Dans les premières années du protectorat, une autre page des relations entre Tunis et le Levant s’ouvrit. Selon des itinéraires certes moins romanesques mais utiles à l’administration, d’autres Syro-Libanais de confession maronite arrivèrent à Tunis, en qualité de fonctionnaires interprètes pour la plupart. Au sein de cette petite communauté, on relève les noms de Noomân et Hassan Khoury, Farajallah Kamîd et surtout de Daoud Ammoun (1867-1922), homme politique, juriste et poète qui allait présider plus tard la délégation libanaise à la Conférence de la paix et, de 1920 à 1922, la première Assemblée du Liban.  Comme à travers l’exemple de l’épisode tunisois de Chidyaq, le séjour de ces Libanais contribua à entretenir les liens entre les élites tunisiennes et du Proche-Orient.
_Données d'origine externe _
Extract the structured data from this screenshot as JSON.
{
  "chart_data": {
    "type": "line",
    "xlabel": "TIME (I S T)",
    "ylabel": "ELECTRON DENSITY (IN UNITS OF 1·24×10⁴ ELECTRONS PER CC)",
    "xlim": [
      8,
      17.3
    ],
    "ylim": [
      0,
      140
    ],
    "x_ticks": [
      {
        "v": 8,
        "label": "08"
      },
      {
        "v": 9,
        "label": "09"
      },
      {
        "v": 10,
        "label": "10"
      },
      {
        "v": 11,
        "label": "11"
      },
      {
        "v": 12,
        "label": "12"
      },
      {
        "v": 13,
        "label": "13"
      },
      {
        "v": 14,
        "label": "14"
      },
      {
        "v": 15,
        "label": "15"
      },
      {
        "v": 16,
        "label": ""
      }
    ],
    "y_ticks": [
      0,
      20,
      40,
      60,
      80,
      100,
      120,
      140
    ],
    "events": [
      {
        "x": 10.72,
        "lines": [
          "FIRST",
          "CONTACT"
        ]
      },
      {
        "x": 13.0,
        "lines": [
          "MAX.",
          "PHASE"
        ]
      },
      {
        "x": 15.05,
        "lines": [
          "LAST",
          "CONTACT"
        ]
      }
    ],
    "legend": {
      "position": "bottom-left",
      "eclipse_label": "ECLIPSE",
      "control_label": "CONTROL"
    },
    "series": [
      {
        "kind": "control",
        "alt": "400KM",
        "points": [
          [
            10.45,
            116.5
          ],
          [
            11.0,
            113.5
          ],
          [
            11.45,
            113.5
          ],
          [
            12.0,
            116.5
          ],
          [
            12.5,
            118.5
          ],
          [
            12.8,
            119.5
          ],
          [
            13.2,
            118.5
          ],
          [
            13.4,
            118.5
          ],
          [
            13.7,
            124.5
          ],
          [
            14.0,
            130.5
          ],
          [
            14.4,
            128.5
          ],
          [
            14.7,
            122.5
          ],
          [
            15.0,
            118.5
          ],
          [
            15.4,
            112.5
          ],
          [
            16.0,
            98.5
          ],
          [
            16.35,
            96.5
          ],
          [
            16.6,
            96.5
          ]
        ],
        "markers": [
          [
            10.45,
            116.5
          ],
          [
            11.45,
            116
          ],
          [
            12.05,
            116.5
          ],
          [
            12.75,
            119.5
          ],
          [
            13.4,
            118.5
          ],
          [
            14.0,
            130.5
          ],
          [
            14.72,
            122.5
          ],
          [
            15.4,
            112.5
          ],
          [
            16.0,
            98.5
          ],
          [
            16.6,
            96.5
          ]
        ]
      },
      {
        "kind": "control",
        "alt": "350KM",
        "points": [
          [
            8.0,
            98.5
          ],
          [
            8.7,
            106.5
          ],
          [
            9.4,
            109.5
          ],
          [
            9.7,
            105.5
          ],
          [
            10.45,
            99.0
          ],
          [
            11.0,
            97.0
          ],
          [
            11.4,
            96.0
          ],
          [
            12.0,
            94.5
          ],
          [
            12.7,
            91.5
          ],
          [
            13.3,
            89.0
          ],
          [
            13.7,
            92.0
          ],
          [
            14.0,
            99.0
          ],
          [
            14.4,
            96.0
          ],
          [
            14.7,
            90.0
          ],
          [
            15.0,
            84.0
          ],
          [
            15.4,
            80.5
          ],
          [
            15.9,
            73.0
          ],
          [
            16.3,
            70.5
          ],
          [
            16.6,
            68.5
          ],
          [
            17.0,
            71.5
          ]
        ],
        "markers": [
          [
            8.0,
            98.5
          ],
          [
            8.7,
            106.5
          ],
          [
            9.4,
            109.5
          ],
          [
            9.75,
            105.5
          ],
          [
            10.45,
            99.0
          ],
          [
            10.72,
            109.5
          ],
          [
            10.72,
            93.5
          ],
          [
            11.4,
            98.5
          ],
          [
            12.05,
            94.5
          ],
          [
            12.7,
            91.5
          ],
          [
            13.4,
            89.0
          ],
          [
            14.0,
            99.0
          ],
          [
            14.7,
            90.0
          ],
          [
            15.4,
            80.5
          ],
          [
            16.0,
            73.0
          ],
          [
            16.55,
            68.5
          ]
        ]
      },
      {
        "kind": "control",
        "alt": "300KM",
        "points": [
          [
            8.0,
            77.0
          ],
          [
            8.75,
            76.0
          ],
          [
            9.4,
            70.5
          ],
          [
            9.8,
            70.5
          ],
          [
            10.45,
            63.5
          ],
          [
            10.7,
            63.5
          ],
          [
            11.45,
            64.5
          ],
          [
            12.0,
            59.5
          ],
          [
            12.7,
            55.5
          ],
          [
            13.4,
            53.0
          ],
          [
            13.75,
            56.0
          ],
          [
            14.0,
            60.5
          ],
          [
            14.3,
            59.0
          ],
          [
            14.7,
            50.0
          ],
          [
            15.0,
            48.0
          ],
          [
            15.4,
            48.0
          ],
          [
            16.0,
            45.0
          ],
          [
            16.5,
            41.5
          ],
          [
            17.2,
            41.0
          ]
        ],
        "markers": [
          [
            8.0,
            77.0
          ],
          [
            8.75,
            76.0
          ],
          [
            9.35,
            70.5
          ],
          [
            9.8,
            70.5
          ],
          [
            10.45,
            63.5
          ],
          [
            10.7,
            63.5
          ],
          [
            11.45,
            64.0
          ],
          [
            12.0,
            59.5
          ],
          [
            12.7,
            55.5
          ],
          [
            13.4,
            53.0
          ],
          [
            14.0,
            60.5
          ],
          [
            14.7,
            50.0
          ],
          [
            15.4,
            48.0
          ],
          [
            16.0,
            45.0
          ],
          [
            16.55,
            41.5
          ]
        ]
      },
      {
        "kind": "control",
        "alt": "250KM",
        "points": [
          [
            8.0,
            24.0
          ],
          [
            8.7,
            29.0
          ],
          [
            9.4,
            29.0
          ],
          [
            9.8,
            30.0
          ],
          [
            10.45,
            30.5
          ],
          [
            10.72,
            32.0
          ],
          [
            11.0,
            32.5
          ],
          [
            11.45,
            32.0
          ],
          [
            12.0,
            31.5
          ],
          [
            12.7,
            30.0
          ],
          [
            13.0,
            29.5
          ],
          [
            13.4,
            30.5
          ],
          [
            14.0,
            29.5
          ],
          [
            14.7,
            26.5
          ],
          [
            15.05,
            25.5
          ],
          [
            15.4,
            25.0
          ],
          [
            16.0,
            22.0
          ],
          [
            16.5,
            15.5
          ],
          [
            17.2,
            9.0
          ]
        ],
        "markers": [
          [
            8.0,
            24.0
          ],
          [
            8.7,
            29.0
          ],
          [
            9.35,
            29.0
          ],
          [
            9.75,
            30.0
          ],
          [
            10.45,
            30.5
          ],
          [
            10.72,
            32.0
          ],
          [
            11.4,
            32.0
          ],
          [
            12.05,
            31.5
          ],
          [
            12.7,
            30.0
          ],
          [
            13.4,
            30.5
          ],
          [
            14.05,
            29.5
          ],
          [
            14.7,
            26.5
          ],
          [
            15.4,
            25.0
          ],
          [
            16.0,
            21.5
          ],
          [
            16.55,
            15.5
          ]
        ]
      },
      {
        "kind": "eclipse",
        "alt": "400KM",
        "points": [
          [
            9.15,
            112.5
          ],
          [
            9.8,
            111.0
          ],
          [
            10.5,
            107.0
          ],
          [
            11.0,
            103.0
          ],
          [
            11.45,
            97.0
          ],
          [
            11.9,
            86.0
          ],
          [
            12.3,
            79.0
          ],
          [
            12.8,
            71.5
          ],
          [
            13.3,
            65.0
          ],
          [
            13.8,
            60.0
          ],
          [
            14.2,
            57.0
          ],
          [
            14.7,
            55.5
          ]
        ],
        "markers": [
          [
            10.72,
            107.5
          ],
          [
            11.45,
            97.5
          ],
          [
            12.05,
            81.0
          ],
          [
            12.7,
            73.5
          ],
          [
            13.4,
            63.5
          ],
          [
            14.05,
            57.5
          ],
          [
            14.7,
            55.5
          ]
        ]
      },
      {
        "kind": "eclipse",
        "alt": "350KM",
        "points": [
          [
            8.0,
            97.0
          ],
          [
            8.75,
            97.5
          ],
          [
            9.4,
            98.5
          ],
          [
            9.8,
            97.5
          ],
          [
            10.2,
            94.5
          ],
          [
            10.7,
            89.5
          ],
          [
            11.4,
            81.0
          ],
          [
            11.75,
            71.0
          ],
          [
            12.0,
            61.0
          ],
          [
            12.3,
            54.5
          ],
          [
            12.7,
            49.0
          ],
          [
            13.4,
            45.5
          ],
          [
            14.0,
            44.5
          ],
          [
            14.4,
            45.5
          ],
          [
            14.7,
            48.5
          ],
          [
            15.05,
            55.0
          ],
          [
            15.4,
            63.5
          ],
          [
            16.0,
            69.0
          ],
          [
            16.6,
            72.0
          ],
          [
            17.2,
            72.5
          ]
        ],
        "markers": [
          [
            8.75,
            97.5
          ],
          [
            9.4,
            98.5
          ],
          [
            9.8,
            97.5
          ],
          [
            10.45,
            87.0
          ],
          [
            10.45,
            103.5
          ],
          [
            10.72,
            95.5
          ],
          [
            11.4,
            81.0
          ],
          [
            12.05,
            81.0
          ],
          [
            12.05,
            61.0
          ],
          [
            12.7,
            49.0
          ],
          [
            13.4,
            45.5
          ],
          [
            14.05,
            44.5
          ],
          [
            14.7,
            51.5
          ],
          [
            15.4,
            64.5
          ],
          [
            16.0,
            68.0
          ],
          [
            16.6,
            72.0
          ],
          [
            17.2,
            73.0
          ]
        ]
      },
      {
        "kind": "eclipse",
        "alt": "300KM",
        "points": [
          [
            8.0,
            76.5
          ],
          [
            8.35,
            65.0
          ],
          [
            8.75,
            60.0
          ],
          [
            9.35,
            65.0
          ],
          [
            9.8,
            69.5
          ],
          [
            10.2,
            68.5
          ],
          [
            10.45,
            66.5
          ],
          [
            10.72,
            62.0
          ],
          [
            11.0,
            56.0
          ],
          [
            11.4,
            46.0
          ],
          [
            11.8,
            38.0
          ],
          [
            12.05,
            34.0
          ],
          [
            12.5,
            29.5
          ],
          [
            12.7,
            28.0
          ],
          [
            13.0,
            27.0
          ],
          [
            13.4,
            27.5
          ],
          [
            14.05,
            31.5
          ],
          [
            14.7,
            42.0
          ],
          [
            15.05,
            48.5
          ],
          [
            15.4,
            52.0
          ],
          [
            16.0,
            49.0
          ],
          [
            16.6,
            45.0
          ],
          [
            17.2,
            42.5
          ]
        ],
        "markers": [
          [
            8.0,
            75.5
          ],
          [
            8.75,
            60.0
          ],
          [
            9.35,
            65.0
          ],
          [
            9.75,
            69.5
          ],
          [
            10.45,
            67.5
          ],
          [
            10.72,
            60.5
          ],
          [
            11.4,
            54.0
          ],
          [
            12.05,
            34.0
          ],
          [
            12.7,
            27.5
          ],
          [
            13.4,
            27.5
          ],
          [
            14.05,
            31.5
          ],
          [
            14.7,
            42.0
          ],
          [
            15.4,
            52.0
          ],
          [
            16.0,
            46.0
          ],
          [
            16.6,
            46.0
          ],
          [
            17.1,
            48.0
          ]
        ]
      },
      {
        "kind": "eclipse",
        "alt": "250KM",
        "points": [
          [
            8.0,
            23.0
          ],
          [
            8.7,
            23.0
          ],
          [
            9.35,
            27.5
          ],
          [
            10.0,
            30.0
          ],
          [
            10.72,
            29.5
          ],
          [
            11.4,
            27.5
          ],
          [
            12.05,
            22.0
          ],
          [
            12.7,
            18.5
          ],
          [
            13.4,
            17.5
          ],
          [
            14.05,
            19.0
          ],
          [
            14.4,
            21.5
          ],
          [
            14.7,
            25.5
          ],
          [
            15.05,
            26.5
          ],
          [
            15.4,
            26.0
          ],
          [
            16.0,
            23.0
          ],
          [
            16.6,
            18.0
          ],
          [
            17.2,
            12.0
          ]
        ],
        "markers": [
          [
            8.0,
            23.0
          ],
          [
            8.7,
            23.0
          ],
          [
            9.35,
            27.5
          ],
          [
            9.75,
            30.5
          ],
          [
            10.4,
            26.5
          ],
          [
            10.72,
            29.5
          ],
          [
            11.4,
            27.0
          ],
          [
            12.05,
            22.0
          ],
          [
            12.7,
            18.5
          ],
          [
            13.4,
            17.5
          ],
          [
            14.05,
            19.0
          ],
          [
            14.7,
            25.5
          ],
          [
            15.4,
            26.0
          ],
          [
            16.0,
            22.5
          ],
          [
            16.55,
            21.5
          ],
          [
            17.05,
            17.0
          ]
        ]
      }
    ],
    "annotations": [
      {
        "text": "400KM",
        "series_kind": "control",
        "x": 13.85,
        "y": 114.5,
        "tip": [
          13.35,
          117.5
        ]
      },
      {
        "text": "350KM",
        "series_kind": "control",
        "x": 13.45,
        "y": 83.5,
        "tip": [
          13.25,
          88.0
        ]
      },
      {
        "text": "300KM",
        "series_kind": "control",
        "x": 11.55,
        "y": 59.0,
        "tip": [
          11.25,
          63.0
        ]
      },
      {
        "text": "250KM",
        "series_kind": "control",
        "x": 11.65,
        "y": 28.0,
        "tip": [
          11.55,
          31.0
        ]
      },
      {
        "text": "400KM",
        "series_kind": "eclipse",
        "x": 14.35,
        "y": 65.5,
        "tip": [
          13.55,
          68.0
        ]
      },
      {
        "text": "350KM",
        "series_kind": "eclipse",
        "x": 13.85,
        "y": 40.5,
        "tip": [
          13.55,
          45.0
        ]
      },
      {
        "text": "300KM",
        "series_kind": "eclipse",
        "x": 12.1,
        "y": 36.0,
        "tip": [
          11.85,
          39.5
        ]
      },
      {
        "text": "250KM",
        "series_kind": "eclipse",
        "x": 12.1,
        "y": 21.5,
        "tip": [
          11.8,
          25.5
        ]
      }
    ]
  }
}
En raison essentiellement des circonstances défavorables et souvent tragiques qui n’ont cessé de marquer le monde arabe contemporain, ces liens ne furent malheureusement pas exploités au profit d’un mouvement intellectuel transversal qui aurait été d’un grand profit pour l’essor d’une pensée novatrice commune au Machrek et au Maghreb.